A waltz. It would have to be a waltz, the one dance she’d been taught, its steps something she’d learned with ease.
He led her forward. She placed her hand on top of his arm just as she’d been taught, afraid to look at him again, afraid to admit that this wonderful, handsome man would be her husband, if she so desired.
“Miss Brooks,” he said, though it wasn’t just her name, it was a sigh, a caress, a whispered murmuring that conveyed perfectly the love in his heart.
Other couples took to the floor, too, but Anna hardly noticed as he pulled her nearer. She looked into Rein’s eyes, and she very greatly feared… no, she was quite certain every person in that room could see the love in her eyes as she tipped her head back, held on to his hand, squeezed it for courage.
“You came,” he said, looking down at her.
“I came,” she answered back, her eyes darting over his face. There was the scar she’d noticed on their first meeting. There were the faint vestiges of the smile wrinkles she loved. There were his green, green eyes.
“Mary told me you’d run away.” She darted a glance at the marchioness, who stood talking to a tall, handsome man Anna knew to be her husband. She’d met the cull—no,
his lordship
—when she’d arrived one morning for her lessons.
“I did,” she said as he turned her in a circle so that her view was blocked.
“But you came.”
“I came,” she echoed back, meeting Rein’s gaze again, her heart once again leaping as she took in his black coat, white cravat and fancy gray breeches.
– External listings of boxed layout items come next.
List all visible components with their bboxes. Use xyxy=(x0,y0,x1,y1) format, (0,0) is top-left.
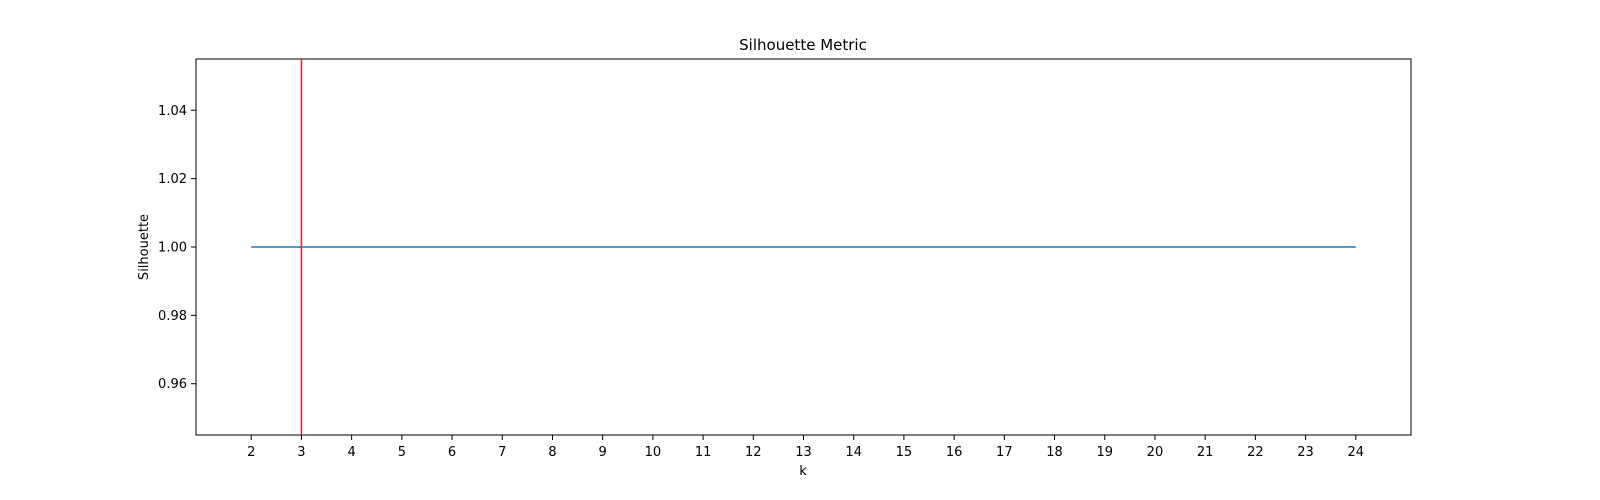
y-tick-label: 1.04 xyxy=(158,104,187,119)
chart-title: Silhouette Metric xyxy=(739,36,867,54)
y-tick-label: 1.02 xyxy=(158,172,187,187)
x-tick-label: 11 xyxy=(695,445,712,460)
x-tick-label: 24 xyxy=(1347,445,1364,460)
x-tick-label: 5 xyxy=(398,445,406,460)
x-tick-label: 7 xyxy=(498,445,506,460)
y-axis-ticks: 0.96 0.98 1.00 1.02 1.04 xyxy=(158,104,196,392)
x-tick-label: 13 xyxy=(795,445,812,460)
x-tick-label: 22 xyxy=(1247,445,1264,460)
x-tick-label: 16 xyxy=(946,445,963,460)
x-tick-label: 4 xyxy=(347,445,355,460)
y-axis-label: Silhouette xyxy=(137,214,152,280)
x-axis-ticks: 2 3 4 5 6 7 8 9 10 11 12 13 14 15 16 17 18 19 20 21 22 23 24 xyxy=(247,435,1364,460)
x-tick-label: 8 xyxy=(548,445,556,460)
x-tick-label: 17 xyxy=(996,445,1013,460)
x-tick-label: 14 xyxy=(845,445,862,460)
x-tick-label: 3 xyxy=(297,445,305,460)
x-tick-label: 10 xyxy=(645,445,662,460)
x-tick-label: 20 xyxy=(1147,445,1164,460)
x-tick-label: 6 xyxy=(448,445,456,460)
plot-area xyxy=(195,58,1412,436)
x-tick-label: 21 xyxy=(1197,445,1214,460)
x-tick-label: 2 xyxy=(247,445,255,460)
y-tick-label: 0.98 xyxy=(158,309,187,324)
x-tick-label: 19 xyxy=(1096,445,1113,460)
x-tick-label: 15 xyxy=(896,445,913,460)
x-tick-label: 18 xyxy=(1046,445,1063,460)
x-tick-label: 23 xyxy=(1297,445,1314,460)
x-tick-label: 12 xyxy=(745,445,762,460)
y-tick-label: 0.96 xyxy=(158,377,187,392)
y-tick-label: 1.00 xyxy=(158,241,187,256)
x-axis-label: k xyxy=(799,464,807,479)
x-tick-label: 9 xyxy=(599,445,607,460)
He looked so handsome, so debonair.
So out of her reach.
Steady on course, Anna.
He didn’t look away as he twirled her around, just stared and stared and stared as if he never wanted to look away, and perhaps he didn’t.
“Rein, I—”
“Don’t,” he interrupted. “Don’t say you are sorry.”
Did he know her so well? Had he been able to tell so easily what was in her heart?
“You are here. That is all that matters. And that you marry me as soon as can be arranged.”
She almost stumbled, and though she’d told herself she would not let her tears spill over, she felt her eyes do exactly that.
Deep breaths. Deep breaths.
“Will you?” he asked as he swept her around, and God help her, she could see tears in his own eyes. And there was no need to ask what it was she would do, for she could read the question in his eyes.
Will you be my duchess?
“Aye, I will,” she said, slipping back into her St. Giles accent, but little caring that she did, for suddenly it all fell into place. She didn’t care what anyone thought of her then, didn’t care if she never set foot in a ballroom again. She loved this man more than life itself—and that,
that
was what was important, not what others might think. What a fool she’d been to think otherwise.
And so later that night, Anna slipped out of the ballroom with Rein. No one noticed, Mary having done a bang-up job (as the marchioness would later tell her) of convincing society that Anna had been raised as a lady. And as they held each other’s hands and then embraced, no one was the wiser. Only the stars saw what happened next, watched as the duke of Wroxly placed a promise ring upon her finger, and as that ring fell into place, one of the stars flicked and then flared as the couple kissed.
And if Rein and Anna had been looking, they might have seen that star begin to move, might have seen it sail across the sky and then flare into brightness. But they didn’t notice, for they were too busy creating their own brightness in the world.